Israel, which hoped the American presence in Syria would block Iran from completing its corridor to the Mediterranean Sea, now has to reckon with a new reality. Now Iran can link Shiite partners in Iraq, Syria and Lebanon in one long and large geographical front and menace Israel. In Syria, Iran and Hezbollah aim to strengthen a military presence near the Golan Heights.
The American withdrawal from Syria leaves Israel alone in the arena with the Russians. The Russians, who have good relations with Israel, have tacitly allowed it to conduct such operations in the past. Still, the Kremlin protested about Israel’s airstrike around Damascus in December 2018 what it called Israel’s ‘gross violation’ of Syrian sovereignty. So that leaves Israel not wanting to trust the Russians, but who else is there?
The most likely Syrian future in 2019 is a far more brittle version of what existed before and that means a more brittle Israeli northern border. Shiite Iran, which competes with Sunni powers led by Saudi Arabia for influence across the region, has sent tens of thousands of Iranian and proxy fighters to Syria. It is building Shiite shrines and strengthening Shiite militias that it hopes to use as leverage against Israel.
So in my opinion the American decision to withdraw from Syria has abruptly scrambled the geopolitics of the Middle East. Many countries will be forced to reassess their relationships. The result could be a series of new balancing acts: Israel trying to tilt Russia against Iran, Turkey playing Russia and the United States off one another, and Syria balancing the Kurds against Turkey, among others. It has also put onto the table the immediate necessity for Israel’s leadership to decide about Iran.

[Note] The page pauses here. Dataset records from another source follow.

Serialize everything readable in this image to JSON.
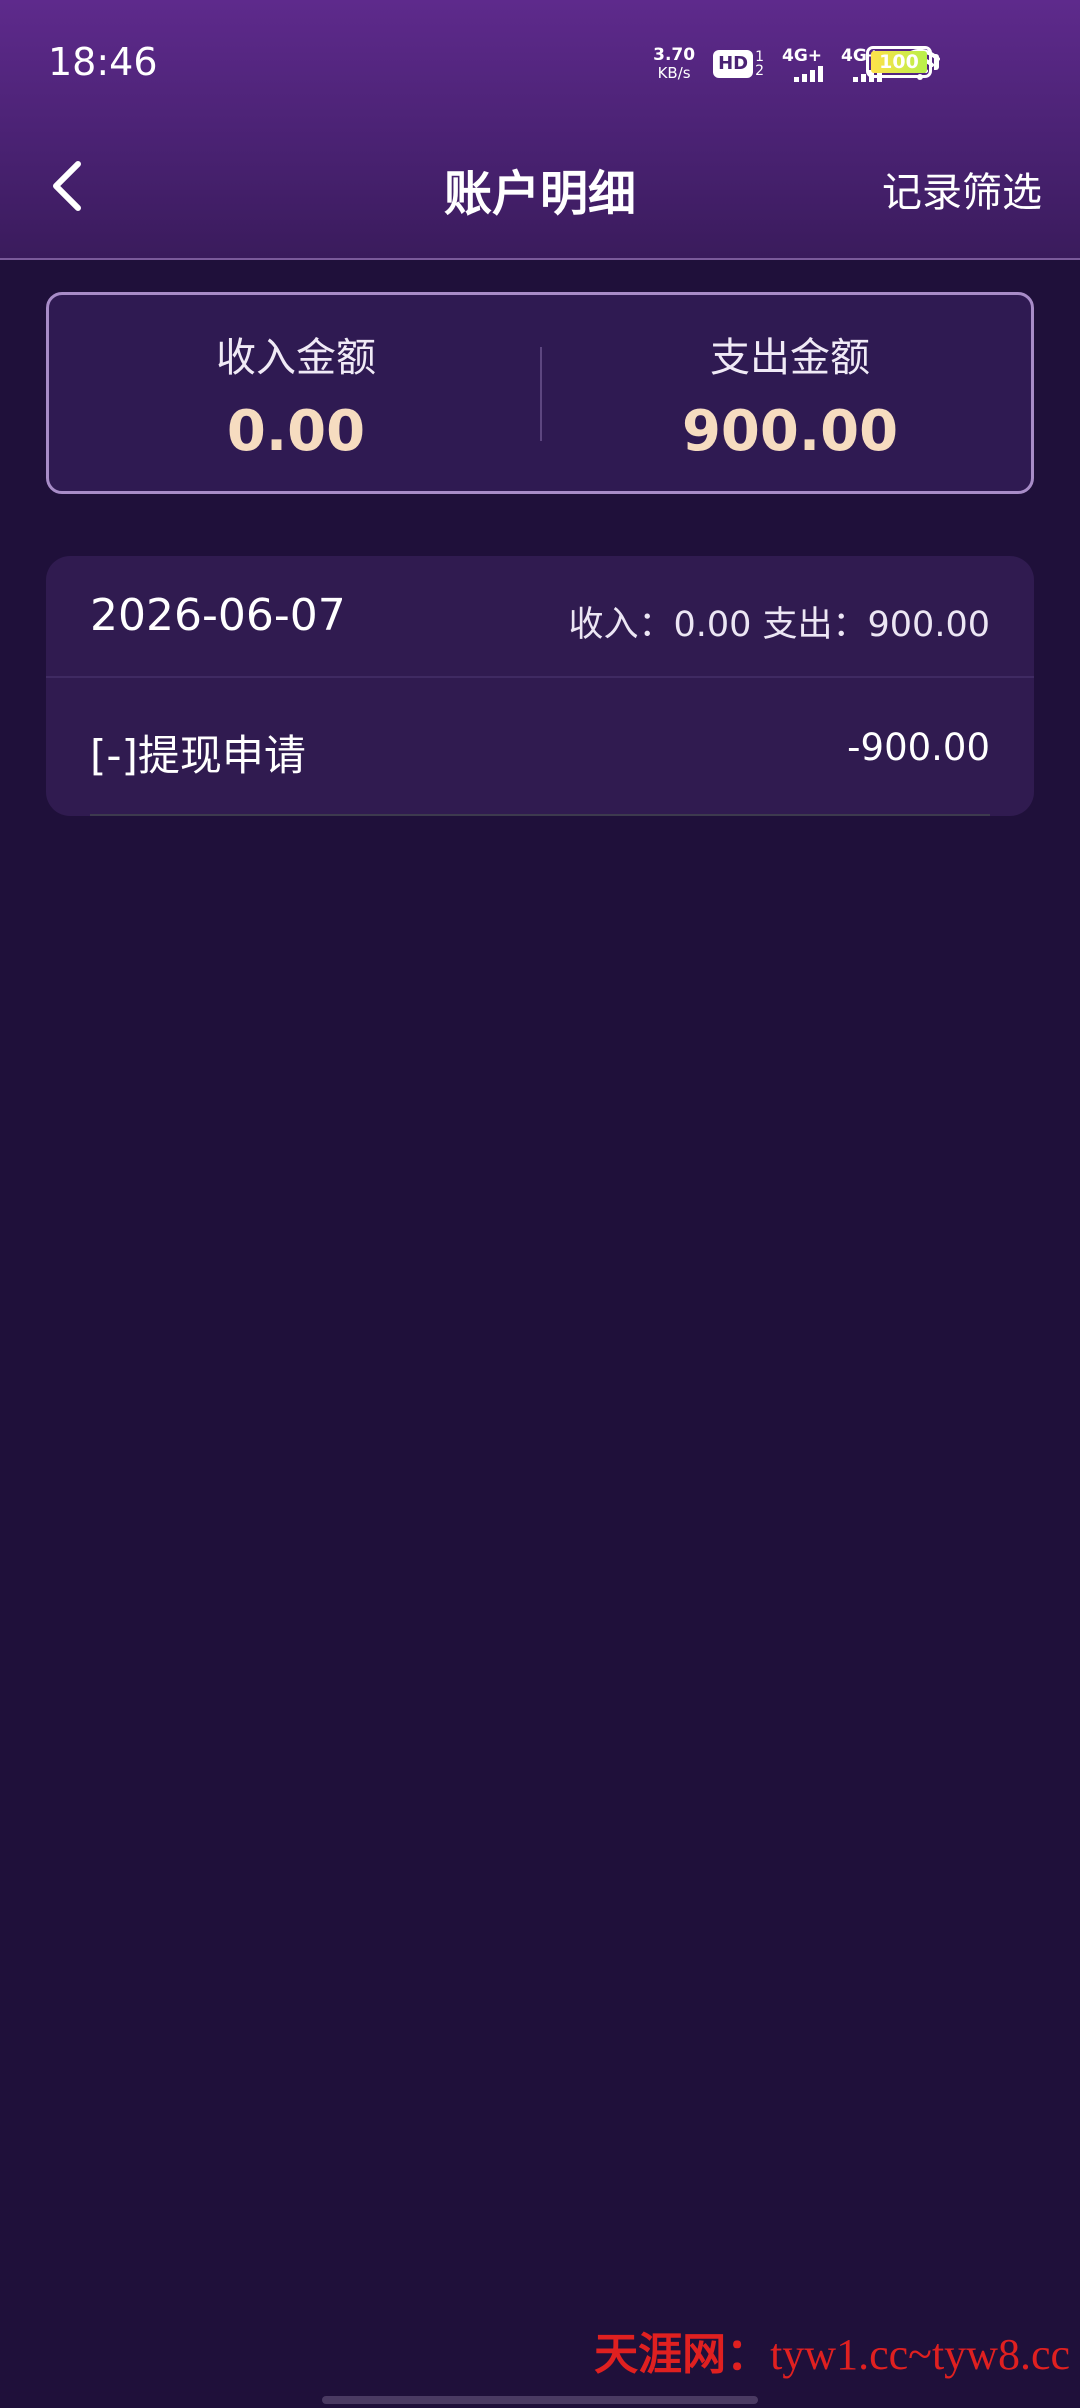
{
  "status_bar": {
    "time": "18:46",
    "net_speed_value": "3.70",
    "net_speed_unit": "KB/s",
    "hd_label": "HD",
    "hd_sub_1": "1",
    "hd_sub_2": "2",
    "sim1_network": "4G+",
    "sim2_network": "4G+",
    "battery_level": "100",
    "icons": [
      "hd-icon",
      "signal-icon",
      "wifi-icon",
      "battery-icon"
    ]
  },
  "nav": {
    "back_icon": "chevron-left-icon",
    "title": "账户明细",
    "action_label": "记录筛选"
  },
  "summary": {
    "income_label": "收入金额",
    "income_value": "0.00",
    "expense_label": "支出金额",
    "expense_value": "900.00"
  },
  "records": [
    {
      "date": "2026-06-07",
      "totals": "收入：0.00 支出：900.00",
      "items": [
        {
          "name": "[-]提现申请",
          "amount": "-900.00"
        }
      ]
    }
  ],
  "watermark": {
    "brand": "天涯网",
    "separator": "：",
    "urls": "tyw1.cc~tyw8.cc"
  },
  "colors": {
    "background": "#1f103a",
    "header_top": "#5e2a8c",
    "card": "#301b50",
    "summary_border": "#a88cc8",
    "amount_highlight": "#f6dcc0",
    "watermark": "#e02020"
  }
}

In my opinion in the days immediately after the Knesset elections and a new government taking office Israel will decide and act about Iran, both in Syria and about Iran’s missile projects and nuclear ambitions that are all a threat to Israel. President Trump’s decision to withdraw from Syria shows that Israel can only rely on its own national-security credentials. And that may mean the end of the rule of the Ayatollah’s for there is no other option that could ensure Israel’s security.